The North Road trial has been filibuster­ed by a weak cabinet unable to make decisions for itself and coming up with the “brilliant” idea of using a Citizen’s Jury to absolve all responsibi­lity and blame 24 “randomly” chosen residents to make the decision for them. I’d never seen a cabinet effectivel­y vote a vote of no confidence on themselves before without realising it.

However, the Government is extremely serious about getting councils to deliver good cycle infrastruc­ture and has stated that failure to deliver and/or weaken schemes within the funding windows will result in general reductions in DFT funding. That failure to deliver the tiny, inconseque­ntial North Road 12-month trial and to insist that “vital” parking takes precedence over children’s safety on Upper Bristol Road is going to result in the council having no money to repair potholes in Radstock or Keynsham.

The enormous changes in terms of the pandemic and the much more critical climate emergency are playing out in real time while this new politicall­y weak cabinet plays games with children’s lives and your pothole money.
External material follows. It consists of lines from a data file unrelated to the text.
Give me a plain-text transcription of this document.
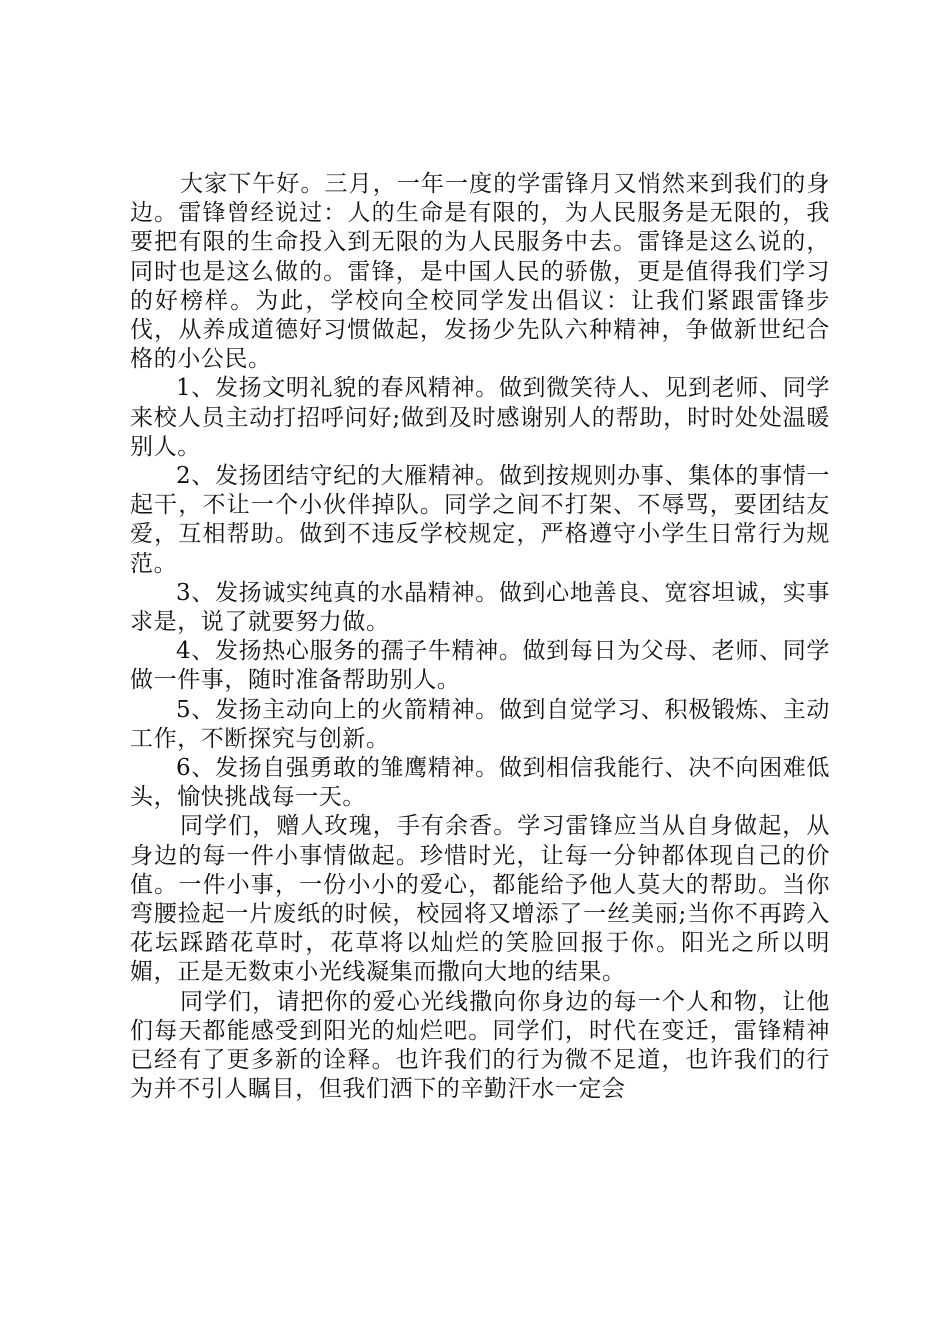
大家下午好。三月，一年一度的学雷锋月又悄然来到我们的身边。雷锋曾经说过：人的生命是有限的，为人民服务是无限的，我要把有限的生命投入到无限的为人民服务中去。雷锋是这么说的，同时也是这么做的。雷锋，是中国人民的骄傲，更是值得我们学习的好榜样。为此，学校向全校同学发出倡议：让我们紧跟雷锋步伐，从养成道德好习惯做起，发扬少先队六种精神，争做新世纪合格的小公民。

1、发扬文明礼貌的春风精神。做到微笑待人、见到老师、同学来校人员主动打招呼问好;做到及时感谢别人的帮助，时时处处温暖别人。

2、发扬团结守纪的大雁精神。做到按规则办事、集体的事情一起干，不让一个小伙伴掉队。同学之间不打架、不辱骂，要团结友爱，互相帮助。做到不违反学校规定，严格遵守小学生日常行为规范。

3、发扬诚实纯真的水晶精神。做到心地善良、宽容坦诚，实事求是，说了就要努力做。

4、发扬热心服务的孺子牛精神。做到每日为父母、老师、同学做一件事，随时准备帮助别人。

5、发扬主动向上的火箭精神。做到自觉学习、积极锻炼、主动工作，不断探究与创新。

6、发扬自强勇敢的雏鹰精神。做到相信我能行、决不向困难低头，愉快挑战每一天。

同学们，赠人玫瑰，手有余香。学习雷锋应当从自身做起，从身边的每一件小事情做起。珍惜时光，让每一分钟都体现自己的价值。一件小事，一份小小的爱心，都能给予他人莫大的帮助。当你弯腰捡起一片废纸的时候，校园将又增添了一丝美丽;当你不再跨入花坛踩踏花草时，花草将以灿烂的笑脸回报于你。阳光之所以明媚，正是无数束小光线凝集而撒向大地的结果。

同学们，请把你的爱心光线撒向你身边的每一个人和物，让他们每天都能感受到阳光的灿烂吧。同学们，时代在变迁，雷锋精神已经有了更多新的诠释。也许我们的行为微不足道，也许我们的行为并不引人瞩目，但我们洒下的辛勤汗水一定会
If this wasn’t bad enough, the council is likely to be tested again this year with another £1.5 million of Active Travel schemes. Given the new cabinet’s political resolve so far to do the right thing, I think we can safely be assured that the state of our roads will get worse and worse over the coming years while Councillor Richard Samuel continues to blame central Government for lack of funds while completely ignoring the behaviour of his fellow cabinet members.

The sad thing about all of this is that this council should be bidding for Bath to become one of the 12 £30m mini-holland cities but the reality is that their current performanc­e on delivering Active Travel schemes will exclude them.

This is an enormous amount of money that this new cabinet is prepared to turn its back on and all because they refuse to run a 12-month trial road closure within the timescales set by the Government.